14.Qd3 After 14…Qd5! 15.BxB QxB, 16.Qc4 b5 (I saw this …b5, OTB but still allowed this variation to happen), White’s queen, and position are not as secure as they would be after 14.Qc2, when White’s queen can pop-up to the safer b3 square.
16.Qd3? Here, I thought that 16.Qc2 was better, and after my move saw that Black had 16…a5, but in extreme time-pressure made this sort of insane trade-off that Qd3 “looked more agressive”, even though I hated the thought of 16…Qf5, 17.Qc4 b5 (which ironically Mark didn’t intend to play). Even if I play 16.Qc2 or 16.Qb1! here, I will still be a tempo down over if I had simply played either of these moves on move fifteen.
17.Ne1?? But this is an even worse decision that 17.Qc4, as without the queen, White is simply down a pawn with insufficient compensation, and not enough tactics or positive initiative to show for it.
19.Nc5?! This shouldn’t really be a consideration for a move, as White’s Ne2 and Bc1 are still searching for a purpose, and therefore 19.Bd2 makes the most sense.
25.Bxe3? This ensures that three pieces are getting traded off into a lost endgame for White, therefore 25.Ng1, which avoids trades, is best.
27.Ng1(?) Not the best practical move in my opponent’s time-pressure, as now we are simply left with a winning king and knight endgame. There are more chances for mistakes with more pieces on the board.
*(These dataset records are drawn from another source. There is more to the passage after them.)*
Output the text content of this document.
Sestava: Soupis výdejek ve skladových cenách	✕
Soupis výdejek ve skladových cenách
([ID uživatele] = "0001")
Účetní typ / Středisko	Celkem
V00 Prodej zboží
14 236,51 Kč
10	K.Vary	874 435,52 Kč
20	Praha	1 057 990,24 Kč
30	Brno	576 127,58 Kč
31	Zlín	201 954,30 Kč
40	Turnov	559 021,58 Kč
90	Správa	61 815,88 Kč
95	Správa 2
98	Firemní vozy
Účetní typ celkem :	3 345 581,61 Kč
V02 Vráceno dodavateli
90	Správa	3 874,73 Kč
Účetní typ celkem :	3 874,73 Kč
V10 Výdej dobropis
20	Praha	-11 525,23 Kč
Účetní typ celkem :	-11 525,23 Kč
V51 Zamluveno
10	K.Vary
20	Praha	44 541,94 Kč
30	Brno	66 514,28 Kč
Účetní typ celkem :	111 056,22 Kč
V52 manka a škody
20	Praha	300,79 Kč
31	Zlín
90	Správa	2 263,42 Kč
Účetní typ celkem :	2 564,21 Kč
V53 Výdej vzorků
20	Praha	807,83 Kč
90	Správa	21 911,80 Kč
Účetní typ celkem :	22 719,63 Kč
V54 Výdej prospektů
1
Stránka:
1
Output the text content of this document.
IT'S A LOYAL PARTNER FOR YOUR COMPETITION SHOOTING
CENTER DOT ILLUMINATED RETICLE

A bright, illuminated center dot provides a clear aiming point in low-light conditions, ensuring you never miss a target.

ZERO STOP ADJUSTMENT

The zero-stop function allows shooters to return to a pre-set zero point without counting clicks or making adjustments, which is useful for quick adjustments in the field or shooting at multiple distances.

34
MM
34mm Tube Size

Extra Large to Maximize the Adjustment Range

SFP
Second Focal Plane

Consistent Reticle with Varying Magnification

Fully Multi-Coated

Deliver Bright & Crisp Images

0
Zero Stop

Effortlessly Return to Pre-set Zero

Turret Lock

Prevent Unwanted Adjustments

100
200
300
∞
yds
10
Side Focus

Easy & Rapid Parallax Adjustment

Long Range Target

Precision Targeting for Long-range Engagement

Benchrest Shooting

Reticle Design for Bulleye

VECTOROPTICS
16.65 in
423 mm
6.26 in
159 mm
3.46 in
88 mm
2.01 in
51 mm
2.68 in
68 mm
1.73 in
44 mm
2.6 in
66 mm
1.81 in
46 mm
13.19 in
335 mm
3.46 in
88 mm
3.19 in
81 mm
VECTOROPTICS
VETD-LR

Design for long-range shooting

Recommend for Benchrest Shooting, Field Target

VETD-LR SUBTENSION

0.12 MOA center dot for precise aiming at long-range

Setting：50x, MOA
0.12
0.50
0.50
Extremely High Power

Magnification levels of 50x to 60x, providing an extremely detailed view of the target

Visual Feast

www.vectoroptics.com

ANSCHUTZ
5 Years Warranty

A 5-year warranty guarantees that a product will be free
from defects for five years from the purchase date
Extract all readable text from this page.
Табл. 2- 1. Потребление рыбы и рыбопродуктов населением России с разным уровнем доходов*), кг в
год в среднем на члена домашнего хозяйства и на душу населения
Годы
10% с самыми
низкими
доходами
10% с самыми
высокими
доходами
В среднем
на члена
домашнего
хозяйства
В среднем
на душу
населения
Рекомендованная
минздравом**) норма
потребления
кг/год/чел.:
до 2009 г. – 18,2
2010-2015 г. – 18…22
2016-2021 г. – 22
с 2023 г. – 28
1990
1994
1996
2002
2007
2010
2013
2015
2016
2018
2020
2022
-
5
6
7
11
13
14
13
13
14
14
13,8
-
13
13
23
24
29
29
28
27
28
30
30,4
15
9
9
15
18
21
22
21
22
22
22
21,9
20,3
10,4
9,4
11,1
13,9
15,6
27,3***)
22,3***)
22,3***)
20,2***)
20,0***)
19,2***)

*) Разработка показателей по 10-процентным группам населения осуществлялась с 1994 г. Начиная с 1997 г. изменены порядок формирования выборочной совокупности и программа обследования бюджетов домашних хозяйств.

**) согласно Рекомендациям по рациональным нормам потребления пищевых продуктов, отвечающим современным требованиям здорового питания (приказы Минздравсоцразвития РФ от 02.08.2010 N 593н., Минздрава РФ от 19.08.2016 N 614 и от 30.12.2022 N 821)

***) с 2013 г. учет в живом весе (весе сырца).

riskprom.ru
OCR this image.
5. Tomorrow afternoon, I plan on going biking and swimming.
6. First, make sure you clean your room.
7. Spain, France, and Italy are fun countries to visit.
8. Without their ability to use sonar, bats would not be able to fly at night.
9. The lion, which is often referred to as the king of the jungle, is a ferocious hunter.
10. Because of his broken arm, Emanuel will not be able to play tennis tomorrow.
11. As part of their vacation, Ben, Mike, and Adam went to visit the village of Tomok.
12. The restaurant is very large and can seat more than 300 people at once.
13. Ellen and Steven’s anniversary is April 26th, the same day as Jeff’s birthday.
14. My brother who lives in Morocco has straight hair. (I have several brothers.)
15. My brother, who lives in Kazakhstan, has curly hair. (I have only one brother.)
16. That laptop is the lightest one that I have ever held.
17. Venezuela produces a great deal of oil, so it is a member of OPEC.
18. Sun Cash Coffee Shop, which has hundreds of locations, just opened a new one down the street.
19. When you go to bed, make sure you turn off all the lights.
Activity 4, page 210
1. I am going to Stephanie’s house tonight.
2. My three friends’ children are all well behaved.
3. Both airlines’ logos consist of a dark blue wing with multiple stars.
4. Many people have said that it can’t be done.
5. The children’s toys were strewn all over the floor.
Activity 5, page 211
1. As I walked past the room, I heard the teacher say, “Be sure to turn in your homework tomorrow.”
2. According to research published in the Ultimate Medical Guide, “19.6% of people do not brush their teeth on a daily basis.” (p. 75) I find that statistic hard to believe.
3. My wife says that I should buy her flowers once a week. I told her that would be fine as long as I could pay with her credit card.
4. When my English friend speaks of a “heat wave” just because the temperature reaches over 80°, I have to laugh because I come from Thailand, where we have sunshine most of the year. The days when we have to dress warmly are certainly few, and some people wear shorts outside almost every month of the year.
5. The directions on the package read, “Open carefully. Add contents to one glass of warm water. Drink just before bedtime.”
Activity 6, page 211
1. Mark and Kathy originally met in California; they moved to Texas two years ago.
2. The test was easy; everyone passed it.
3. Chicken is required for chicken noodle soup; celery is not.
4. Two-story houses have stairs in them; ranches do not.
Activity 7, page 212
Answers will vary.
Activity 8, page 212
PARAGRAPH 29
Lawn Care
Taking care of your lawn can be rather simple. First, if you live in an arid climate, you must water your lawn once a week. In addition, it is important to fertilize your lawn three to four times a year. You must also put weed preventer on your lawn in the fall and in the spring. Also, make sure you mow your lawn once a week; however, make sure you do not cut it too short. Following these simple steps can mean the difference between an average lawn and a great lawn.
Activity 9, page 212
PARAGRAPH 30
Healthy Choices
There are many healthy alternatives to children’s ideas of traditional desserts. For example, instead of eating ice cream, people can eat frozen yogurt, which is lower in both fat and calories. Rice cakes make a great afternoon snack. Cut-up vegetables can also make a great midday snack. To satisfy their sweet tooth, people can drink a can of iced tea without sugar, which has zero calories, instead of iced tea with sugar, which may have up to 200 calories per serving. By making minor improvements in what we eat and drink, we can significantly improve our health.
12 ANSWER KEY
I was disappointed by this loss as as even a draw would have let me split first and second place with Mark, but it did leave me with much valuable study material on the flip-side; I was able to look at quite a few sacs which White has which don’t show up in these simplified notes.
I’m on a Windows 10 PC for the first time in nearly a decade, migrating over from my Kubuntu machine that was getting old. I plugged this game into Arena, but it keeps wanting to play me and not let me move to analyze, so for now this analysis of these games will be brief.
Travis the player who I lost to last month with Bxf7+ sac in the King’s Gambit, so I played Ruy here.
7.d4 is best. I thought he might play 7…Bg4, 8.dxe NxB, 9.axN BxNf3, 10.QxB dxe, but Rybka says this is -1 for Black because of 11.Qg3 (double-attacking e5 and g7), and then Rybka sacs with …Bd6 instead of defending with …Qf6, 12.Nc3 Ne7, 13.Bg5 Qg6, 14.BxN BxN, 15.Nd5 Bd8 – this last part is my own analysis since I can’t get the program to cooperate.
13.Re1. Rybka thinks 13.Nc3 is most accurate.
I’ll have to finish this post another time when I get a program downloaded that will cooperate. It was an interesting game.
On Tuesday I played Mark for the final round and should have played a Lopez, but played a King’s Gambit needing only a draw, then tried to draw it but a pawn down, and wasn’t sure on a move that seemingly would have drawn it against him, but I saw better for him and chose the wrong square for my queen and then let him trade into a pawn up endgame which was winning for him, and he converted it despite getting down to 11 seconds and such.
Future plans: I am not planning on playing any Wednesdays next month as I feel that I need a mental break from playing/analyzing too much chess. I will be giving a lecture for a thematic chess tournament on the last Tuesday in March, which is probably going to be on the Evan’s Gambit. Also, coming up is the Colorado Springs Open March 12-13 which I may be playing in (I’d really like to play in it) particularly to widen the field of opponent’s from whom I normally play (might even get Alexander to come with and play in that one).
I may skip Thursday’s this month, which I really like playing in but I also need to focus other things like possibly looking for a new job, or getting into a new line of work. On the other hand, I will play on Thursdays for sure in April because the CSCC club is having G/30 Log Cabin Fever Reliever, and also Quick Chess, which I am not interested in wasting mental energy on, even though sure it’s fun; IOW, I won’t be attending. Like I said last year, I am done experimenting with time-controls (unless they offer more time or a second time-control).